近日,几年未曾谋面的同窗大陆来青出差,我尽地主之谊,设宴款待。席间自然问到我们俩共同的好友小林,因为当年毕业后,他俩去了同一个城市发展,且想方设法进了一个单位,成了朝夕相处的同事。不料,大陆却支支吾吾闪烁其词,在我的再三追问下,他这才说道:“我们早已不是同事,也已经好久没联系过了。”

话虽短,信息量却足够大。两个人关系的现状,我已猜出八九。其实,他俩能走到今天这步,我早有预感。早在大学时,因为共同筹办文学社,我们仨走到了一起,且私交甚笃,素有“校园三支笔”之美誉。后来我渐渐发现,他们俩走得越来越近,生活费都放在一块花,好得就差一头碰地义结金兰了。可眼下却已经基本上形同陌路,大陆说,也没什么过节,两个人走着走着就这样了,算是无疾而终吧。

我粲然一笑,并不以为然。《菜根谭》中说“世事静方见,人情淡使长”.友情也怕浓烈过甚,甚着甚着,说不定哪天就悄然无疾而终了。说是无疾,其实未必,两个人好得不分你我,定然已无空隙,没有空隙,日子一久必然窒息。这都是拜“浓”字所赐,而这个“浓”便是疾。

其实不仅友情,人生病抑或不开心,也都源自这个“浓”字。浓于情就会生病,浓于利就会生出贪,浓于名就会生出嗔;不开心的东西浓在心里就会郁结成气。而对付这个“浓”字的最好方法,也是一个字“淡”.

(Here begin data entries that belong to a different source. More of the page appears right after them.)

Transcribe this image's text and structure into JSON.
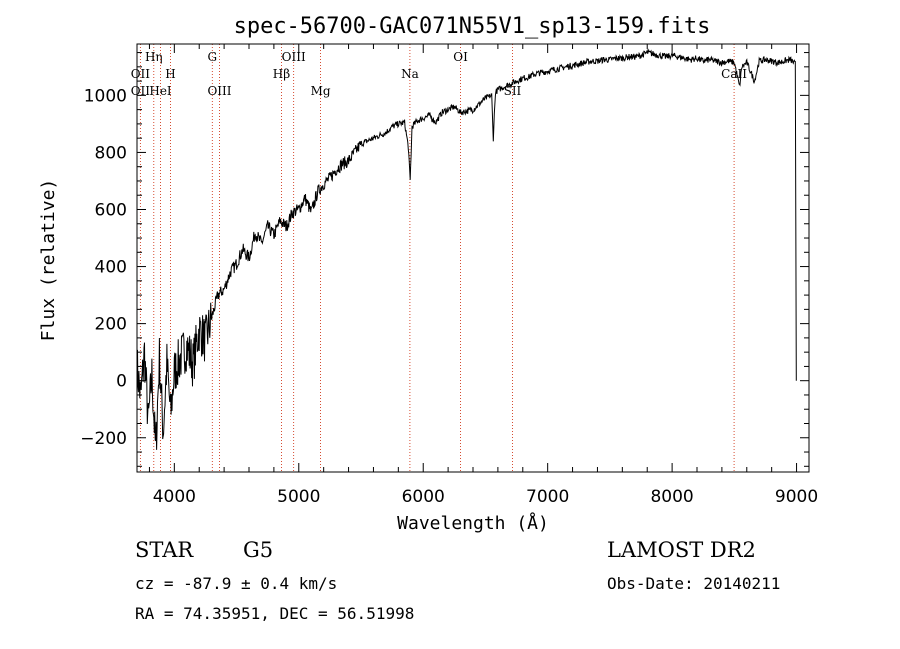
{
  "chart_data": {
    "type": "line",
    "title": "spec-56700-GAC071N55V1_sp13-159.fits",
    "xlabel": "Wavelength (Å)",
    "ylabel": "Flux (relative)",
    "xlim": [
      3700,
      9100
    ],
    "ylim": [
      -320,
      1180
    ],
    "xticks": [
      4000,
      5000,
      6000,
      7000,
      8000,
      9000
    ],
    "yticks": [
      -200,
      0,
      200,
      400,
      600,
      800,
      1000
    ],
    "grid": false,
    "series": [
      {
        "name": "spectrum",
        "x": [
          3700,
          3730,
          3760,
          3790,
          3820,
          3850,
          3880,
          3910,
          3940,
          3970,
          4000,
          4050,
          4100,
          4150,
          4200,
          4250,
          4300,
          4350,
          4400,
          4450,
          4500,
          4550,
          4600,
          4650,
          4700,
          4750,
          4800,
          4850,
          4900,
          4950,
          5000,
          5050,
          5100,
          5150,
          5200,
          5250,
          5300,
          5350,
          5400,
          5450,
          5500,
          5550,
          5600,
          5650,
          5700,
          5750,
          5800,
          5850,
          5880,
          5895,
          5910,
          5950,
          6000,
          6050,
          6100,
          6150,
          6200,
          6250,
          6300,
          6350,
          6400,
          6450,
          6500,
          6550,
          6563,
          6580,
          6600,
          6650,
          6700,
          6750,
          6800,
          6850,
          6900,
          6950,
          7000,
          7050,
          7100,
          7150,
          7200,
          7250,
          7300,
          7350,
          7400,
          7450,
          7500,
          7550,
          7600,
          7650,
          7700,
          7750,
          7800,
          7850,
          7900,
          7950,
          8000,
          8050,
          8100,
          8150,
          8200,
          8250,
          8300,
          8350,
          8400,
          8450,
          8500,
          8542,
          8560,
          8600,
          8662,
          8700,
          8750,
          8800,
          8850,
          8900,
          8950,
          8990,
          8998
        ],
        "values": [
          50,
          -60,
          100,
          -150,
          20,
          -250,
          80,
          -180,
          60,
          -120,
          30,
          80,
          120,
          60,
          180,
          140,
          220,
          300,
          320,
          380,
          410,
          460,
          430,
          520,
          480,
          540,
          510,
          560,
          540,
          590,
          600,
          640,
          590,
          660,
          690,
          710,
          740,
          760,
          770,
          800,
          830,
          840,
          850,
          860,
          870,
          890,
          900,
          905,
          820,
          700,
          890,
          910,
          920,
          930,
          905,
          940,
          950,
          960,
          940,
          945,
          950,
          970,
          990,
          1000,
          850,
          1010,
          1020,
          1030,
          1040,
          1050,
          1060,
          1065,
          1075,
          1080,
          1085,
          1090,
          1095,
          1100,
          1105,
          1110,
          1115,
          1120,
          1120,
          1125,
          1125,
          1130,
          1130,
          1135,
          1135,
          1140,
          1150,
          1145,
          1140,
          1135,
          1140,
          1135,
          1130,
          1125,
          1130,
          1120,
          1125,
          1120,
          1115,
          1120,
          1115,
          1030,
          1100,
          1115,
          1050,
          1120,
          1125,
          1120,
          1115,
          1120,
          1125,
          1110,
          0
        ]
      }
    ],
    "spectral_lines": [
      {
        "label": "OII",
        "x": 3727,
        "row": 2
      },
      {
        "label": "OII",
        "x": 3727,
        "row": 3
      },
      {
        "label": "Hη",
        "x": 3835,
        "row": 1
      },
      {
        "label": "HeI",
        "x": 3889,
        "row": 3
      },
      {
        "label": "H",
        "x": 3969,
        "row": 2
      },
      {
        "label": "G",
        "x": 4305,
        "row": 1
      },
      {
        "label": "OIII",
        "x": 4363,
        "row": 3
      },
      {
        "label": "Hβ",
        "x": 4861,
        "row": 2
      },
      {
        "label": "OIII",
        "x": 4959,
        "row": 1
      },
      {
        "label": "Mg",
        "x": 5175,
        "row": 3
      },
      {
        "label": "Na",
        "x": 5893,
        "row": 2
      },
      {
        "label": "OI",
        "x": 6300,
        "row": 1
      },
      {
        "label": "SII",
        "x": 6717,
        "row": 3
      },
      {
        "label": "CaII",
        "x": 8498,
        "row": 2
      }
    ]
  },
  "info": {
    "object_class": "STAR",
    "subclass": "G5",
    "survey": "LAMOST DR2",
    "redshift": "cz = -87.9 ± 0.4 km/s",
    "obs_date": "Obs-Date: 20140211",
    "coords": "RA =  74.35951, DEC =  56.51998"
  },
  "colors": {
    "axis": "#000000",
    "spectrum": "#000000",
    "line_markers": "#cc2200"
  }
}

这个淡,并非硬生生造出抑或刻意做出来的一种姿态,它是一切了然于心之后的自然放下,是心灵的轻盈与充实。人生如书,页页流年,人的心境内往往悲喜相依,真正意义上的不悲不喜者可谓超然。淡淡的喜,淡淡的悲,其实不失为人生的一种佳境。无论是明代陈汝言“坐对南山读,淡然忘世俗”的渔樵耕读,还是唐代刘沧“真趣淡然居物外,忘机多是隐天台”的彻悟,抑或陆游“秋来渐有佳风月,拟与飞仙日往还”的那份洒脱,无不皆由心淡所致。?

一年春好处,不在浓芳,小艳疏香最娇软,是淡之美;眉似远山不描而黛,唇若涂砂不点而朱,是淡之美;红油赤酱的大餐常令人生腻,而白菜豆腐的家常菜却百吃不厌,更是一种淡之美。

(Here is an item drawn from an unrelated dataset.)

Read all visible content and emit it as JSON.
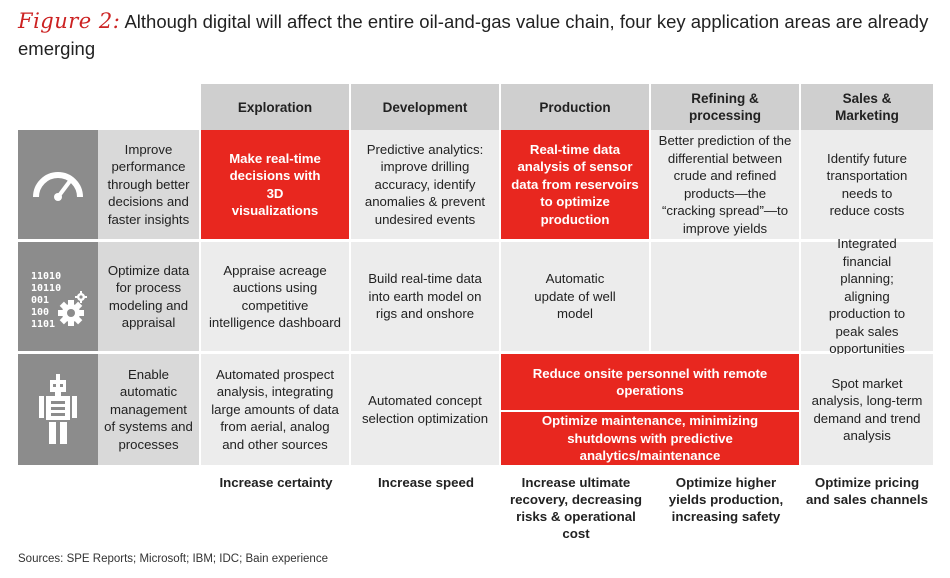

《汉书·杨雄传》曰“大味必淡”,道出了淡之真谛,与曹雪芹的“淡极始知花更艳,愁多焉得玉无痕”有异曲同工之妙。人浮一世,兜兜转转,繁华尽处必是平淡,铅华洗却终归于寻常。人生海海,惊涛骇浪固然有之,但平淡才是常态,而平淡之美才是美到极致,更是美的精髓。

因为只有淡了,你才能看透一切所谓的偶然都是必然,一切的意外都是命中注定;只有淡了,你才能明白生命中只要没错过,就是最好的遇见,继而发现原来世上最奢侈的人,就是肯花时间陪你的人;只有淡了,你才能拥有“清风二两云煮酒,碧水一瓢月烹茶”的闲情,和“采菊东篱下”的意境,以及“东门酤酒饮我曹,心轻万事如鸿毛”的坦荡与从容;也只有淡了,你才能以平常之心看无常世事,以平常之心过平常日子,继而再把平淡的日子慢慢梳理成诗意的风景。